Nelson wrote to Conroy looking for a publisher, but he found a mentor instead. Conroy didn’t accept any of Nelson’s stories, but through their correspondence, and the material he published in The Anvil, he introduced Nelson to the proletarian literature movement—the milieu that defined the beginning of Nelson’s career.
The proletarian writers were an idiosyncratic group. Herman Spector was one. He was a shipping clerk who bragged that he had never been farther west than Tenth Avenue in Manhattan, and he used verse to document his poverty and discontent. “I am the bastard in the ragged suit,” he wrote, “who spits, with bitterness and malice to all.” Josephine Herbst was another. She was raised in Iowa, spent time with Ernest Hemingway in Europe, and wrote about the privations of farm life. Another one of their number composed terse sentences like this: “I was a little savage and lover of the street.” His name was Mike Gold, and he was famous for writing a best-selling bildungsroman about life in a Lower East Side tenement called Jews without Money. James T. Farrell was one of the youngest authors on the scene. He recently made his mark with a novel called Young Lonigan that was set just north of Nelson’s childhood home in Chicago.
Spector, a high school dropout, wrote with the fiercely competitive spirit of a man intent on wresting accolades from an ambivalent world. Herbst devoted three novels to chronicling her family’s economic struggles and eventual ruin. Gold was proud that his book helped “hundreds of thousands of people” understand “that not all Jews are millionaire bankers.” And Farrell said he wanted to document the life of a “normal American boy of Irish-Catholic extraction” who lived and was educated in “spiritual pover
ty.”
There wasn’t much connecting the motivations of the proletarian writers, but they had a unifying goal: they wrote to broaden the scope of American literature so that working-class characters could assume prominent roles, and most understood that effort as part of a larger struggle. They believed their writing had the potential to change the world, and the Communist Party USA—the proletarian literature movement’s greatest benefactor—encouraged them to embrace that possibility.
The party had been quick to understand the Depression’s potential. They began organizing among the unemployed and within labor unions soon after the crash, but also invested in a cultural offensive. They opened the pages of their largest magazine, New Masses, to working-class writers, and funded a national arts organization called the John Reed Club—so named for an American journalist who witnessed the Russian Revolution, wrote about it, and then founded a Communist organization. They paid to create new proletarian magazines, supported independent projects like The Anvil by distributing them, and managed to buy a significant amount of influence among young, disaffected creative types.‡
Authors are revered in the Soviet Union, the party said. The state pays them salaries and publishes their work. “Art is a class weapon,” and authors are agents of history. Your lives are the proper focus of culture, they said. The Depression isn’t your problem—capitalism is.

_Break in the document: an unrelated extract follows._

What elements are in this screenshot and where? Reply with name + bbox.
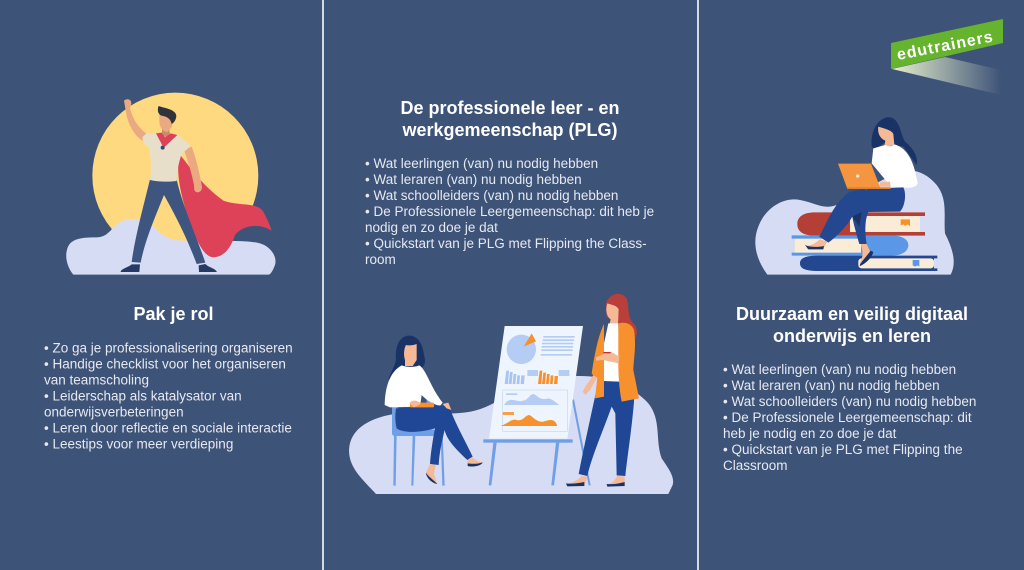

Nelson was attracted to the party’s ideas, and its aggressive tactics. They had spilled blood the year before while fighting Adolph Hitler in Germany, and fought with the police in Chicago and forced the mayor to issue a moratorium on evictions. No other group could say the same, so Nelson joined the movement.
He began corresponding with members of the Communist Party that summer, and soon he was referring to himself as a “proletarian writer” and a “revolutionary artist.” He said that America’s slums had to be destroyed, and only a revolution could destroy them.